Business / Technology

Huami aims to be No 1 in wearable devices

By Ma Chenguang (China Daily) Updated: 2015-06-16 08:15

Huami aims to be No 1 in wearable devices

Mi Bands, Xiaomi's wearable fitness device. [File Photo]

Huami Co Ltd expects sales of its Xiaomi Mi Bands will reach 10 million in the third quarter, making it the largest maker of wearable fitness devices in the world.

Launched last year, the Mi Band monitors fitness levels and tracks sleep patterns.

Huang Wang, the founder of Huami, said he is confident that the Mi Band will overtake products made by Fitbit Inc, which is based in the United States, and is currently the world's largest manufacturer of wearable fitness brands.

The Mi Band costs 79 yuan ($13) and is the cheapest fitness device on the market. "Sales have reached six million, ranking it No 2 in the world with a market share of 24.6 percent," Huang said. "Net profit in the first quarter surpassed 10 million yuan. But we expect to do even better in the third quarter."

Fitbit, which is scheduled to make its trading debut on the New York Stock Exchange on Wednesday, sold 3.9 million units in the first three months of the year and had a global market share of 34.2 percent. Mi Band sold 1.7 million units, according to Huang.

Hefei-based Huami was established in January 2014 and was financed partly by Xiaomi Technology Co Ltd, a leading electronics and smartphone maker in China. The Mi Brand was rolled out in August last year.

In December, Banyan Capital, Sequoia Capital and Morningside Ventures injected $35 million into Huami after initial investments by Xiaomi Technology and Shunwei Capital Partners in January 2014.

Consumers in China have been quick to buy the Mi Band. "The price is much cheaper than foreign-made brands and the quality of the Mi Band is on a par with its foreign rivals," said Xu Ping, who is retired and lives in Hefei, capital city of Anhui province. "It also has multiple functions and can track my fitness and sleeping patterns."
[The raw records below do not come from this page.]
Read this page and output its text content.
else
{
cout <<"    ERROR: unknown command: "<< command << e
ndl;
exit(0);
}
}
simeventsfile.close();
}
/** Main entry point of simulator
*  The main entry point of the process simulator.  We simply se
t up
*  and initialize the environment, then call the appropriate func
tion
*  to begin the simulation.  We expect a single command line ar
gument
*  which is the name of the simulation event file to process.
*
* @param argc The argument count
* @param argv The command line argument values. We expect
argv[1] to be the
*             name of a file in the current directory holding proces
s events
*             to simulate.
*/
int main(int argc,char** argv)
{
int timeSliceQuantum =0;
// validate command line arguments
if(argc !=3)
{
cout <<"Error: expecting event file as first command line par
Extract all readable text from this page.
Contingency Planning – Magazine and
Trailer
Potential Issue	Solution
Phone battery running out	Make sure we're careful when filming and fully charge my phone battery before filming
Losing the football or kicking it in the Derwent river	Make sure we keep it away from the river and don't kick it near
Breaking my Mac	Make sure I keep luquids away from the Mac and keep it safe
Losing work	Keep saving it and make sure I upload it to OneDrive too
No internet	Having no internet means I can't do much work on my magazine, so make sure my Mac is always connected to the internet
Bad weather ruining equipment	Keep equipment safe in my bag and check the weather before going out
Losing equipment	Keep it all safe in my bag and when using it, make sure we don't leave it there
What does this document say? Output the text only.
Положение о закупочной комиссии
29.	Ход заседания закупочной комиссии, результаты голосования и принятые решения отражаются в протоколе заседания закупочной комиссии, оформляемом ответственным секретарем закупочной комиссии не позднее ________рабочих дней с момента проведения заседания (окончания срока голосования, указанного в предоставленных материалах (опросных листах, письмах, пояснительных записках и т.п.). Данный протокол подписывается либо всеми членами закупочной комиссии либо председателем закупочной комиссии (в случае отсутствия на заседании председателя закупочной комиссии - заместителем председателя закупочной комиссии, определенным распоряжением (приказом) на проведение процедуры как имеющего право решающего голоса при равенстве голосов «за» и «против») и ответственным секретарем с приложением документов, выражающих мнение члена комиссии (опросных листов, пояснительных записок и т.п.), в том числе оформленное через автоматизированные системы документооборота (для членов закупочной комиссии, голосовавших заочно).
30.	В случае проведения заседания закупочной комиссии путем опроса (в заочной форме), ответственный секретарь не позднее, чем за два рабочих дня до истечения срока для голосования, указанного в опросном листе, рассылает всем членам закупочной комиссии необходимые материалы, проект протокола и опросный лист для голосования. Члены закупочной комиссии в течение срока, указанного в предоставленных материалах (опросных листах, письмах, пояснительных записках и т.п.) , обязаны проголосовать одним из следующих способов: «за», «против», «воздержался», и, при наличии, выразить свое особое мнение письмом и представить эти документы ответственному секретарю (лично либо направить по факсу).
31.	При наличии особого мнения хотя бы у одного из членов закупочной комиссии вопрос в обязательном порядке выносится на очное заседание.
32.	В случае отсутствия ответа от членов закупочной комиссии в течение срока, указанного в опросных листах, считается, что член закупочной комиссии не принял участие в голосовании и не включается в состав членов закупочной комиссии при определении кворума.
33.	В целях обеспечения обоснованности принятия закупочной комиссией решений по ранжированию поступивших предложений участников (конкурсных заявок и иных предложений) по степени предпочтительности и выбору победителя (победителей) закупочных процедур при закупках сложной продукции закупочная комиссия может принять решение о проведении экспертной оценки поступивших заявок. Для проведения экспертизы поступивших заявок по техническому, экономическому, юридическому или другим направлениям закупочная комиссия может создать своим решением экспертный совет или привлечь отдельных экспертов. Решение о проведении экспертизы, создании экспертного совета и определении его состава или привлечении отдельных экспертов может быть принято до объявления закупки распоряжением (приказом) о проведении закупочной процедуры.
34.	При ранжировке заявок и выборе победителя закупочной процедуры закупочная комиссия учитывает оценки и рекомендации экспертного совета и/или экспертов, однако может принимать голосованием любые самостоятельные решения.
Huami plans to expand into other intelligent wearable devices, which will help customers make instant payments, check on smart home appliances and monitor medical issues. The company already has links with Alipay, China's leading third-party online payment service.

Now, Huami is poised to announce in Beijing next month a strategic partnership with Li Ning Co Ltd, a sportswear company based in Guangdong province. This will involve putting Huami fitness-monitoring products into footwear and even badminton rackets.

A tie-up with the Midea Group, an electrical appliance manufacturer based in Shunde, Guangdong province, is also on the cards. "This would make China's home appliance products more intelligent," Huang said.

Born in 1975, Huang graduated from the University of Science and Technology of China in Hefei in 1997. He majored in microelectronics and went to work for the Shenzhen-based global technology giant Huawei Technologies Co Ltd. He returned to Hefei in 1998 to found Huaheng Electronics, which was later turned into Huami.

Zhang Xiaojun, vice-president of Huami, is bullish about the high-tech firm, which has offices in Beijing and Silicon Valley in the US.

"We have our core researchers and designers among our total workforce of around 150," Zhang said. "We also have a clear corporate vision and that will make us unbeatable."

The leisure industry will help drive future growth in the company. "In the next three to five years, we will see explosive development for intelligent wearable devices in multiple spheres," he said.

"We plan to attract top-ranking researchers and designers from around the world. This will help us grow rapidly."